Local Melbourne Resources

Frequently Asked Questions

How often should I oil my merbau deck in Melbourne?

Every 12–18 months for merbau, depending on sun exposure and foot traffic. Do the water bead test: splash water on the deck. If it soaks in immediately rather than beading, it’s time to oil. In exposed north-facing Melbourne decks, you may need to oil annually; shaded south-facing decks often last 18 months.

What’s the difference between deck oil and deck stain?

Deck oil is a clear or near-clear penetrating product that soaks into the timber, nourishing it and providing water repellency. Deck stain contains pigment (colour) in addition to the oil/resin base, which helps block UV damage and restores or changes the colour of greyed timber. Both penetrate rather than sit on the surface, unlike paint.
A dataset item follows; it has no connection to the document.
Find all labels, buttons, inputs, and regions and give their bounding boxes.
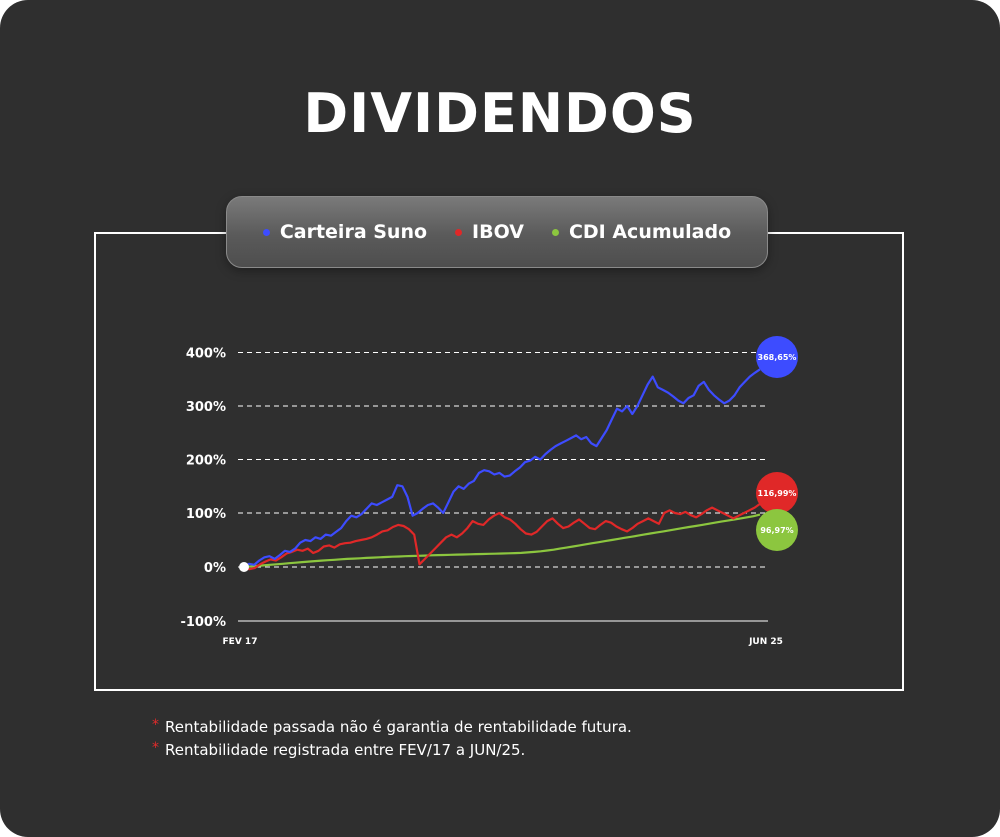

Can I oil my deck myself or should I hire a professional?

Oiling is a straightforward DIY job — cleaning, light sanding and applying oil are all within a handy homeowner’s ability and can save $300–$800 compared to a professional. Hire a professional for: whole-deck sanding back (requires heavy equipment), rot repair or board replacement, or if the deck is elevated and requires scaffolding or roof work access.

My deck is going grey and looks weathered — can it be restored?

Yes, in most cases. Surface greying (oxidation) on hardwood and merbau is purely cosmetic and can be removed with a deck cleaner containing oxalic acid (such as Cabots Deck Clean) or a light sand. Once clean and dry, apply a pigmented stain to restore colour. Deeply weathered or cracked timber may need a more thorough sand — hire a floor sander for $60–$100/day.